Komisi untuk Orang Hilang dan Korban Tindak Kekerasan (KontraS) menilai, pada dasarnya rekomendasi perihal pengakuan atas adanya kejahatan kemanusiaan bukanlah hal baru. Sejak tahun 1999, Komnas HAM sudah menyampaikan rekomendasi demikian kepada pemangku jabatan Presiden saat itu.
Selain itu, permintaan maaf juga harus dilakukan, mengingat pelanggaran HAM berat adalah akibat penyalahgunaan kekuasaan badan atau pejabat pemerintahan.
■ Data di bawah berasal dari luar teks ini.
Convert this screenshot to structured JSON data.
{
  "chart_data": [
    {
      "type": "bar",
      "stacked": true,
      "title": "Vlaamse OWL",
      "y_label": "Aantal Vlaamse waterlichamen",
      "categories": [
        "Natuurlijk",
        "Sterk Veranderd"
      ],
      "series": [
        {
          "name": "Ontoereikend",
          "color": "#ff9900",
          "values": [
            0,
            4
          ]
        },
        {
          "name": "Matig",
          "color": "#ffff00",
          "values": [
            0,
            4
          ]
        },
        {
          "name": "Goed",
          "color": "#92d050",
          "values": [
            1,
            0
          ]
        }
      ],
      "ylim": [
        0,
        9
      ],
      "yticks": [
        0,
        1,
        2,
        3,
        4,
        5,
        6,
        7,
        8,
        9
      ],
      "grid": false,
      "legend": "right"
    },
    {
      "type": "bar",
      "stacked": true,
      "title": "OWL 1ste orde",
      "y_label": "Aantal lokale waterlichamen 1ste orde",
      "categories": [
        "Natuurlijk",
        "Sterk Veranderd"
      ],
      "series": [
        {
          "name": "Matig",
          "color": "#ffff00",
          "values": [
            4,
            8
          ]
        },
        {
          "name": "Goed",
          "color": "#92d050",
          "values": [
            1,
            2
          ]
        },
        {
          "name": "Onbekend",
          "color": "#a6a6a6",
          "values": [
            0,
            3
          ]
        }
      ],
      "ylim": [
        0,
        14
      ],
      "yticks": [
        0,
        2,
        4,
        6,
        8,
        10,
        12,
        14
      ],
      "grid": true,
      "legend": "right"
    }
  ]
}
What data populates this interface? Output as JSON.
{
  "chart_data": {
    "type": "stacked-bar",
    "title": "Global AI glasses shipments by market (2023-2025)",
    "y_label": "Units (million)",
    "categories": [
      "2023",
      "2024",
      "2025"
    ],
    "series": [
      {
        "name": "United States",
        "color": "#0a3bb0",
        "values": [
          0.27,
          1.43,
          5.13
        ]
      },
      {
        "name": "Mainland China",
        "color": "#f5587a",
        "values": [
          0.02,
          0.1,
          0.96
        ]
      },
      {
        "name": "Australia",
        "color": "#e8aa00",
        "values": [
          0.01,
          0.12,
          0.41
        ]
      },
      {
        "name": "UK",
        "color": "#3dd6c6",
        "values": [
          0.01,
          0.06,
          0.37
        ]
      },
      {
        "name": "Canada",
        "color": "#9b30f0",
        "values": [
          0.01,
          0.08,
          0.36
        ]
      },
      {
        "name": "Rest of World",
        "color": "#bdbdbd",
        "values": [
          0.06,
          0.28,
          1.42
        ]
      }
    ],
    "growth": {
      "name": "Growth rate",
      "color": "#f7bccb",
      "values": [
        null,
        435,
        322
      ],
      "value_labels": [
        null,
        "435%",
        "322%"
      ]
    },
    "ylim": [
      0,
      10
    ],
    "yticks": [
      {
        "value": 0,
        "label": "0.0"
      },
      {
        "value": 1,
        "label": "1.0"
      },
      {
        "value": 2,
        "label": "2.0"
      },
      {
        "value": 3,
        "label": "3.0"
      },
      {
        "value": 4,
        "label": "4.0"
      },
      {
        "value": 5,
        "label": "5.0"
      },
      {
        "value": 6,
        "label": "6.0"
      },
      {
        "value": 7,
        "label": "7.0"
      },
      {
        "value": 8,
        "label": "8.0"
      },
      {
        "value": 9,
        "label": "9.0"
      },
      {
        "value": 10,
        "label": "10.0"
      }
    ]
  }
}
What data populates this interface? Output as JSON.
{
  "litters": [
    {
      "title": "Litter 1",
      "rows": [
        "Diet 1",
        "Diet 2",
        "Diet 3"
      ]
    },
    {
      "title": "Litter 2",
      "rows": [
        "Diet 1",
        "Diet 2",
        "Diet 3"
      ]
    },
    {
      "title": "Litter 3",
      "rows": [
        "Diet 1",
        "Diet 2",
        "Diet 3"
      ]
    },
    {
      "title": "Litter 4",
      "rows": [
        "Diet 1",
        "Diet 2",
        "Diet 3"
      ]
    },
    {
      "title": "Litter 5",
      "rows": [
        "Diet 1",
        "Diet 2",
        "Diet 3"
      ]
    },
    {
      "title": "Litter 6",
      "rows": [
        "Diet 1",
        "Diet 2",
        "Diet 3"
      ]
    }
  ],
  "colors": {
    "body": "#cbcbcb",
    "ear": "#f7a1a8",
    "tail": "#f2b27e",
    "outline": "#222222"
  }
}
Atas hal itu, pengakuan dan permintaan maaf kepada korban pelanggaran HAM berat masa lalu tidak dapat berdiri sendiri.
"Pengakuan dan permintaan maaf harus ditindaklanjuti dengan rangkaian tindakan untuk memberikan hak-hak korban secara keseluruhan berupa pengungkapan kebenaran dan upaya pemulihan sesuai dengan hukum, tidak sekedar jaminan sosial," kata Koordinator KontraS, Fatia Maulidiyanti dalam laman kontras.org, Kamis (12/1/2023).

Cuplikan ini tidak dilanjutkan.